The design and operation of the new mill facilitate effective nanoparticle dispersion. The traditional method for preventing damage to nanoparticles is to run the mill at a slow rotor speed; however, this reduces separation efficiency, in effect limiting the use of that equipment for dispersion. The new mill design also addresses the practical handling of the ultra-fine grinding media.
The media separator screen and mechanical seal are crucial components in the new stirred media mill design. One danger of this design is the chance for media to damage the face seal by causing a rupture in the seal rings. Easy handling of the media is essential when dealing with small product batches requiring frequent changes of the grinding media bulk. The new stirred media mill system eliminates this risk through a rotating grinding chamber that can be adjusted vertically into different positions for easy emptying, filling and operation.
Improved DispersionsTesting has revealed that dispersions using low stirrer speeds provide excellent performance without damaging the structure or integrity of nanosized particles. Nanostructured TiO2 particles for use in photocatalytic coatings were dispersed in the new mill. Y2O3-stabilized ZrO2 grinding media was used at a diameter of 100 µm and tested at different stirrer speeds, and the grinding media was retained in the grinding chamber by a centrifugal separator system.

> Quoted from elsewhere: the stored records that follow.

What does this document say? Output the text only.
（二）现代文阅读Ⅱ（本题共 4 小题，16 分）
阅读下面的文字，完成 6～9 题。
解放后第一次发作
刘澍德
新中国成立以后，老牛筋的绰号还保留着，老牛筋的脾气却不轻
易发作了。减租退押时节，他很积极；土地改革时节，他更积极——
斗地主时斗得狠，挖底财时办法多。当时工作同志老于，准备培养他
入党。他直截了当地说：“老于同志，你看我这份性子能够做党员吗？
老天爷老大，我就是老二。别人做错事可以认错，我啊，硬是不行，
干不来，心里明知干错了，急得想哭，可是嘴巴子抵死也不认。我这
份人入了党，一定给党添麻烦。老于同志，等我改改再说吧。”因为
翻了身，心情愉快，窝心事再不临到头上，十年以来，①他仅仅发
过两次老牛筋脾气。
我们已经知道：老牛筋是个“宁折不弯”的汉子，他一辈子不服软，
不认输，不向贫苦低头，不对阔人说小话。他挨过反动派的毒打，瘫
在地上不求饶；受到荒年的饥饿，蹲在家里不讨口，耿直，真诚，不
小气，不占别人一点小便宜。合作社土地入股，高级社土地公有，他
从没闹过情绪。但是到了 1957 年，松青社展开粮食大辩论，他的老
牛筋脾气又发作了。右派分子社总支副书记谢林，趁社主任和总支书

Tests with a stirrer tip speed of 13 m/s were carried out, and although the desired dispersion effect was reached, there was a significant reduction of the photocatalytic effect and increasingly amorphous properties of the material system. Further tests with X-ray structure analysis proved that, because of the high energy stress inside the mill, the mesh structure of the TiO2 experienced considerable change. Additional peaks in the diffraction pattern are an indication of phase transformations on the surface. This result illustrates that smoother dispersion conditions are required to process nanoparticles without structural deterioration.

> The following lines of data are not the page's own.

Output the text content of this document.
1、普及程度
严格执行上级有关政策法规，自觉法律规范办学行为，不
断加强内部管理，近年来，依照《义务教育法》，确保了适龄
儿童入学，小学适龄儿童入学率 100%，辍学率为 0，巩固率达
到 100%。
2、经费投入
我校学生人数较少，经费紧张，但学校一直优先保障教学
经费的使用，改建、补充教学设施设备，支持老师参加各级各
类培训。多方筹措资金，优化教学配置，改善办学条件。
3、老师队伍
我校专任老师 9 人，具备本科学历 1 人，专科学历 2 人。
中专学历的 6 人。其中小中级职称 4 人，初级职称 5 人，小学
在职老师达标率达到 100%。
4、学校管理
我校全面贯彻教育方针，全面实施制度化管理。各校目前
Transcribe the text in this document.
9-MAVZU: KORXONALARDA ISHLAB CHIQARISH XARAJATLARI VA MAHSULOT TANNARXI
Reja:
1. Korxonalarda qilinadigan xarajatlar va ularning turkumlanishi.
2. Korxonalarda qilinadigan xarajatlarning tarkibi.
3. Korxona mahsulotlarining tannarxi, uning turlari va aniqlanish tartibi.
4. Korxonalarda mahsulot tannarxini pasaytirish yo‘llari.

Subsequent tests with a tip speed of 4 m/s demonstrated that essentially better dispersion results can be obtained at lower specific energy inputs without additional dispersion time. Furthermore, this adjustment did not affect chemical structure or phase transformations, and the photocatalytic properties of the TiO2 particles were improved.
This example demonstrates the importance of implementing smooth stress conditions in the dispersion of nanostructured raw materials. Real comminution requires pressure and impact stress that may lead to considerably worse dispersion as a result of the required time and energy input. It can also cause mechanochemical reactions and structural changes, which often have a negative effect on the product properties. The new mill avoids these pitfalls through implementing numerous grinding media-to-grinding media contacts at low stress energies.
Table 1 shows different sample applications where the use of very fine grinding media in the newly developed mill has been tested under smooth operating conditions. Excellent dispersion results were obtained without any changes in the product properties.
A New Milling OptionUsing the dispersion of nanostructured TiO2 as an example, the differences between processes with intended real comminution and dispersion processes (which destroy agglomerates without changing the material's structure) are evident. The importance of implementing smooth conditions during the dispersion of nanostructured raw materials is exemplified through the condition of the TiO2 at 13 m/s vs. the more desirable conditions at 4 m/s.
This new technology, which has achieved excellent results in a number of different applications, overcomes the usual pitfalls of other bead mill systems without sacrificing the benefits of the media mill.